Si on a peur, mais qu'elle ne nous empêche pas d'agir, alors on agit, et on vit d'instant en instant. OK, j'ai peur, mais je peux continuer encore. Mes moyens ne sont pas anéantis, peut être même pas diminués. Je regarde cette peur, et je découvre petit à petit qu'elle est une illusion, une idée que je me fais de la mort.
Le corps est intelligent, il sent ce qu'il peut faire ou pas. Il peut essayer, et faire marche arrière s'il le faut. Où est le problème quand l'évidence parle? Mieux vaut essayer quelques secondes en conscience, plutôt que de rester dans les pensées du non vécu.

Via ferrata (suite)

Après le passage de 3 petits ponts de singe, c'est un passage en dévers, c'est à dire que le rocher n'est plus vertical, mais nous oblige à être penché en arrière, ce qui tire un peu sur les bras, car les pieds ne sont plus un reposoir. Heureusement il ne s'agit que de 2 ou 3 m. Je découvrirais ensuite que c'est une via ferrata considérée comme très difficile. Pour une première c'est une première!
Arrive ensuite une pointe qu'il faut contourner mais dont on ne voit pas les prochains échelons...

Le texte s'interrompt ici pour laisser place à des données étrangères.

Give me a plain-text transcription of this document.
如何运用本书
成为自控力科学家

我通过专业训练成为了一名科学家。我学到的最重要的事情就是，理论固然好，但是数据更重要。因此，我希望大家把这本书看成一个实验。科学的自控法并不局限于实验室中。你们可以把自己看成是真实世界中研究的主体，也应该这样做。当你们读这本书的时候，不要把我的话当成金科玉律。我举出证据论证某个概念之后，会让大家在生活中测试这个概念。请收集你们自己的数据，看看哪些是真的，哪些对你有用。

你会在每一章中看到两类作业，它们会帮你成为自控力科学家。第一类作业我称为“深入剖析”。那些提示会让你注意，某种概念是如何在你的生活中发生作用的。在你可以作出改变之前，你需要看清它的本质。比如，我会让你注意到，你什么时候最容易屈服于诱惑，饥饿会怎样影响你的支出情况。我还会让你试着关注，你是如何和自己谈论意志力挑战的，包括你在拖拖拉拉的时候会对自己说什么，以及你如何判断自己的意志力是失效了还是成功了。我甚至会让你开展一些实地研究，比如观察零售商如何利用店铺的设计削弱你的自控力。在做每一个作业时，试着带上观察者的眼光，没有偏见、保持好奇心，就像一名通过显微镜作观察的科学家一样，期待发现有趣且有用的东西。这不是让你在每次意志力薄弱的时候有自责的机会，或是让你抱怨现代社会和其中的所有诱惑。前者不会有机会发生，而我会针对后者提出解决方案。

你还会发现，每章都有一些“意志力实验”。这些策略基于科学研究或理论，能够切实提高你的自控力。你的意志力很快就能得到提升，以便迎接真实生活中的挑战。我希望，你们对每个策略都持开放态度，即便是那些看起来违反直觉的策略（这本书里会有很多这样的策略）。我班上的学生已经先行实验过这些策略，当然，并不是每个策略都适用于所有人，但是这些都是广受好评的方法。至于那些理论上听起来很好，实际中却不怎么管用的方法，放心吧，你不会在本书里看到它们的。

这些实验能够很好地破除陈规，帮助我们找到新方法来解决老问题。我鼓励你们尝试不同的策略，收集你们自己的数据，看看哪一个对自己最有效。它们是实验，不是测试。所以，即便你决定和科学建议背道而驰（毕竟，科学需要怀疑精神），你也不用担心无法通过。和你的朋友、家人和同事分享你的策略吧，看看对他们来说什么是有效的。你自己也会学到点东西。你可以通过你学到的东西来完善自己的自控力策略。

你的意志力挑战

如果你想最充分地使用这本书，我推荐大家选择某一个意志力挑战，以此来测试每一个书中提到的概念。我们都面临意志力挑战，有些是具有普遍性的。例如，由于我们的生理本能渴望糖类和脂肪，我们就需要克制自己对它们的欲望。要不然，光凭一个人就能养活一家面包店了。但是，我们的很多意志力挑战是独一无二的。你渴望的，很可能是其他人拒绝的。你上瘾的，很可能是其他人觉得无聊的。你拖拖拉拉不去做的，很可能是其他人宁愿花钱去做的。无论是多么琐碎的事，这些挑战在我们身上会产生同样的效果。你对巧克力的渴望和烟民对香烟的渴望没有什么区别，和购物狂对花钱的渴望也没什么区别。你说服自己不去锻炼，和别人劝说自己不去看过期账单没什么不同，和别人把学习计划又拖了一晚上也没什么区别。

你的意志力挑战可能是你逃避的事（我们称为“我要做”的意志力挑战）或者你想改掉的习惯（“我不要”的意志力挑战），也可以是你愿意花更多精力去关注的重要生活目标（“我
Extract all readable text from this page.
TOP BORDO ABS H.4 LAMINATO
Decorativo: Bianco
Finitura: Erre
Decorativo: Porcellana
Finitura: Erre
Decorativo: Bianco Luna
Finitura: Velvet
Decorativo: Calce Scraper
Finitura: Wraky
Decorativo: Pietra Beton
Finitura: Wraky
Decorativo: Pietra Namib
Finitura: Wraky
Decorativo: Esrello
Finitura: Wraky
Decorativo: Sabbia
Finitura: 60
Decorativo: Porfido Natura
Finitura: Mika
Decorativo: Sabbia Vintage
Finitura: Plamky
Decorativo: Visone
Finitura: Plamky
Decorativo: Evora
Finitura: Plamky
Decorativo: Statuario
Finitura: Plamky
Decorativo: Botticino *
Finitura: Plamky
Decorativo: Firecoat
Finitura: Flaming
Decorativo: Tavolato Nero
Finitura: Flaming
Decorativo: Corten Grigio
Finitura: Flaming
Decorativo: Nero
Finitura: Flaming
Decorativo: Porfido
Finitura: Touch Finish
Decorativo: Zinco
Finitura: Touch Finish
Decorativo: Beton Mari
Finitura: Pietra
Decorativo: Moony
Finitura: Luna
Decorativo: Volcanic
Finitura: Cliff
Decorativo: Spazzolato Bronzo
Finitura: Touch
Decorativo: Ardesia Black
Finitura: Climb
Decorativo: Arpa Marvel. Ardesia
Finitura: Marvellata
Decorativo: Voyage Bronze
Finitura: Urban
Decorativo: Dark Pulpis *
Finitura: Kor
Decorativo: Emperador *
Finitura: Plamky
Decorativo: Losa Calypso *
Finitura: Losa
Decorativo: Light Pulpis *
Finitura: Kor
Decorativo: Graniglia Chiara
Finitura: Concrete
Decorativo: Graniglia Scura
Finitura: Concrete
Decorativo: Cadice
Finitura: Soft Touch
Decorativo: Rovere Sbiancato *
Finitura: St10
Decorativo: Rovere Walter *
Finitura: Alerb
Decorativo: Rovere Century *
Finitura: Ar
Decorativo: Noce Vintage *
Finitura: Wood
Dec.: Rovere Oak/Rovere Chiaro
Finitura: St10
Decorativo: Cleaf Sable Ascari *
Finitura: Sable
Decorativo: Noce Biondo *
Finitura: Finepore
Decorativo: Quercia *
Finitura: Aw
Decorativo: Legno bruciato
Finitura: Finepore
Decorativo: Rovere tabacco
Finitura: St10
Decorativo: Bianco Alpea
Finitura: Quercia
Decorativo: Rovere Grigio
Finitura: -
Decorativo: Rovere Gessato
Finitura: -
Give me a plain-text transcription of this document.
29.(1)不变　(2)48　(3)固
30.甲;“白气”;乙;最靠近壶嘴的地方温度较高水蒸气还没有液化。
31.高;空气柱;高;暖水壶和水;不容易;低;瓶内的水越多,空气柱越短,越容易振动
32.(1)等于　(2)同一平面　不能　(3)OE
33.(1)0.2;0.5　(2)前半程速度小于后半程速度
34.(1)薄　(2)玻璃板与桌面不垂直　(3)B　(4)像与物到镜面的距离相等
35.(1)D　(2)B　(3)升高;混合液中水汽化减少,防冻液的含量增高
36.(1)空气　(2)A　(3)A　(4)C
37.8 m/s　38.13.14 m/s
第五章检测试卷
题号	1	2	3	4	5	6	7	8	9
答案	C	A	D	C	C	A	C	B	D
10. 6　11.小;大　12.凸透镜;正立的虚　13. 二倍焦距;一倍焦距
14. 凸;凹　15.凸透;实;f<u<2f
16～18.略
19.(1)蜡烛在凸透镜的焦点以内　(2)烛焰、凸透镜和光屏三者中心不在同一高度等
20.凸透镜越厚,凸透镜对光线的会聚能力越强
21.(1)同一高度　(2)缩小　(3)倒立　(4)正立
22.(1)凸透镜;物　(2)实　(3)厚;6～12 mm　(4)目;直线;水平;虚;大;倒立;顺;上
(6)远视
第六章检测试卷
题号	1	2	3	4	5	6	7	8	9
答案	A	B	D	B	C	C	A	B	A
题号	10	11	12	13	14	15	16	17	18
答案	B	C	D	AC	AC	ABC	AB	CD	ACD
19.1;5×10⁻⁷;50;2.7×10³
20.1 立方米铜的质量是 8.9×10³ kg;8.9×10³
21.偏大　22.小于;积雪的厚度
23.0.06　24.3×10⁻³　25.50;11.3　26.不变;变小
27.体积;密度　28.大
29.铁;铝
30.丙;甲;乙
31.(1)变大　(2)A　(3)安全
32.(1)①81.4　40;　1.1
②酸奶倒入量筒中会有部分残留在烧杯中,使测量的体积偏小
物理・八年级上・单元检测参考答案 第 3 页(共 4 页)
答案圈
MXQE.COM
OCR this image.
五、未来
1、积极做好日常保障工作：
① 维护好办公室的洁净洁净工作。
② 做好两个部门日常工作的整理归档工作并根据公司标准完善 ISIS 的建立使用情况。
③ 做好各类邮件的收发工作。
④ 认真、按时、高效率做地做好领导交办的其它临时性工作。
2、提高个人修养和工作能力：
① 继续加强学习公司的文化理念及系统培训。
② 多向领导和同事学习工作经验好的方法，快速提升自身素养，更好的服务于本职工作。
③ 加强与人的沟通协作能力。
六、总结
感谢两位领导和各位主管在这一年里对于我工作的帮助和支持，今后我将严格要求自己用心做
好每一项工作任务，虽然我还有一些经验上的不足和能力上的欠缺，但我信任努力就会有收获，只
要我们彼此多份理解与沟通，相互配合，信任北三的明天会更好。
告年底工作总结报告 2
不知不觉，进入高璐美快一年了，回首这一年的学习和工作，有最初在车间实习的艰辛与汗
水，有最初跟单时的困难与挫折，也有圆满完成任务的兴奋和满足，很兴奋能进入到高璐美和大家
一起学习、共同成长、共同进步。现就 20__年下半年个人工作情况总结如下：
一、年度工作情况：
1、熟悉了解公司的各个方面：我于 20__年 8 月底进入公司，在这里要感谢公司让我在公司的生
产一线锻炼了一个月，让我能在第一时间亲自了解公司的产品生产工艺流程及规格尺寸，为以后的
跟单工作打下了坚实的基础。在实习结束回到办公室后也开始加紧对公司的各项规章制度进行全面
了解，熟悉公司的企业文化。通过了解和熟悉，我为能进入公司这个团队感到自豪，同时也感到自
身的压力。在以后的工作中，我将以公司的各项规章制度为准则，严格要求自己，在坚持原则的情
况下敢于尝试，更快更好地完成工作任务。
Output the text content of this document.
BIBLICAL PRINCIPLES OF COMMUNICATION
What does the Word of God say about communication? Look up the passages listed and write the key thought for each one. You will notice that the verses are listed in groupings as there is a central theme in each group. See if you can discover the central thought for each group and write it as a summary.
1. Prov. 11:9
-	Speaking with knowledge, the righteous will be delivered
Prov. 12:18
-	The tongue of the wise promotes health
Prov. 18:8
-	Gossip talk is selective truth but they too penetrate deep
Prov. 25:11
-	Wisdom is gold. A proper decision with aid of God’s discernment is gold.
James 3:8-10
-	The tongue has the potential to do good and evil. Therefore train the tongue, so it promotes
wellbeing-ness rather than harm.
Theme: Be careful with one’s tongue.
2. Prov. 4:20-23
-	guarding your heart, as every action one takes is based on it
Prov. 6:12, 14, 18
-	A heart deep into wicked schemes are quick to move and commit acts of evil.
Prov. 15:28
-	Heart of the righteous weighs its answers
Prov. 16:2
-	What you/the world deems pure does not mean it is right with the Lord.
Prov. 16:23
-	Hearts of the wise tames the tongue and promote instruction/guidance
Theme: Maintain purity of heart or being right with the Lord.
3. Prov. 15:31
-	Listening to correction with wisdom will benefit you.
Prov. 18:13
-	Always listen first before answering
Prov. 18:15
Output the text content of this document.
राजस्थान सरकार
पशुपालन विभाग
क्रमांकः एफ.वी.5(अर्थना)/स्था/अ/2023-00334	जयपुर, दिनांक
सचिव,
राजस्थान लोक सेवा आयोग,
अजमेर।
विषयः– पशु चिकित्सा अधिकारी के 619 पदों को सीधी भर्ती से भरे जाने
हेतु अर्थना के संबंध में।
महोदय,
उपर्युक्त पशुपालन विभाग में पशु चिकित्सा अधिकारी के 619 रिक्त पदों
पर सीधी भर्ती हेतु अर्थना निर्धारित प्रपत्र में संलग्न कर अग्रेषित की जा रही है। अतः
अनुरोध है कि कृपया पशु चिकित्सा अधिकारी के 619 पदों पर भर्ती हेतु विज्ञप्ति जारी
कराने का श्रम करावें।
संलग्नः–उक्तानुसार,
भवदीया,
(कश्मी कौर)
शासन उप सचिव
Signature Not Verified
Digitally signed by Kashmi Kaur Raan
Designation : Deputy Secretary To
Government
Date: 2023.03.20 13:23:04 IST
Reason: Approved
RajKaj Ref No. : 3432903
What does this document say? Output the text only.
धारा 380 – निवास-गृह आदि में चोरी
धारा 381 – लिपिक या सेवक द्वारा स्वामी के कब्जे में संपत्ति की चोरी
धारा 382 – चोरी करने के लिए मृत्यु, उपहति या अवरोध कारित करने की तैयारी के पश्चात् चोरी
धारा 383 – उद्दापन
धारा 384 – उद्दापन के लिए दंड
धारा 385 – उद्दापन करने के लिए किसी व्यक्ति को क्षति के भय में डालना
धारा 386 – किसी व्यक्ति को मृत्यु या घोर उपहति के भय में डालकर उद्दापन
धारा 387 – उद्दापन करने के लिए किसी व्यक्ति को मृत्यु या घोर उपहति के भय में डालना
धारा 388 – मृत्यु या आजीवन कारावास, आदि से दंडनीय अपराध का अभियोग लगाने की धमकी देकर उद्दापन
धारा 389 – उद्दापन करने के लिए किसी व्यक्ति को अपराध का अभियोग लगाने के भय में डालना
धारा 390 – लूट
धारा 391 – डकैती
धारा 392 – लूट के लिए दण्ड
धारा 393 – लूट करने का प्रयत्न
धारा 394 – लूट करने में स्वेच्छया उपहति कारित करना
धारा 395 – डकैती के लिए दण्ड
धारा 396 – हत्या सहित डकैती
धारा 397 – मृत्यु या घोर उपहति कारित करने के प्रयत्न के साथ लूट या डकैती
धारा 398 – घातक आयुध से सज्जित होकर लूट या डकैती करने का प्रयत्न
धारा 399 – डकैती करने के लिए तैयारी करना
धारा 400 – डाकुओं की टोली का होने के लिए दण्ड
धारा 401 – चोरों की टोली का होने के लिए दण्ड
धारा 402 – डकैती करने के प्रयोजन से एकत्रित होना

Puis c'est la première tyrolienne.
Imaginez une plate forme en bois d'un m2 au dessus du vide, perpendiculaire à la muraille, et retenue par deux grosses chaînes, comme un pont levis. Je rejoins l'Italien devant moi qui se prépare, alors que l'autre vient de s'engager dans cette glisse d'une quarantaine de mètres. En dessous le vide. Maintenant je m'en fiche. Mon univers se passe à quelques dizaines de cm entre câble et mousquetons.
Je m'accroche dans une situation peu confortable, assure, vérifie tout (il y a un autre type de mousqueton pour ça), et me lance. Ce n'est pas la peine de se demander si ça va tenir, de penser au vide ou à tout ce que l'imagination pourrait faire naître comme peur éventuelle, puisque tout est vérifié et que des dizaines de personnes y passent chaque jour. Le seul risque est de mal s'accrocher. On a une démonstration à la location du matériel, il faut s'y tenir.
Me voici glissant dans le vide, mais je ne regarde que le point d'arrivée. Cela ne va pas si vite que ça. En fait, je n'arrive pas jusqu'au bout, et je fais les derniers mètres en me halant par les mains après m'être retourné sur les conseils des Italiens.

Puis les échelons recommencent. En fait, je m'y suis déjà habitué, et poursuis sans difficulté. Arrivé en haut, je pousse un ouf de soulagement quand même. Ce n'est pas vraiment de l'ordre du plaisir, c'est très physique. C'est de l'ordre du tenir bon, de dépasser ses peurs, l'appréhension de ce que l'on découvre en démarrant, d'aller jusqu'au bout. Une première fois est toujours particulière par la nouveauté car on n'a aucune idée de l'expérience. J'avais juste vu des photos, avec des paysages souvent superbes. A vrai dire je n'ai pas pris le temps de m'arrêter pour contempler.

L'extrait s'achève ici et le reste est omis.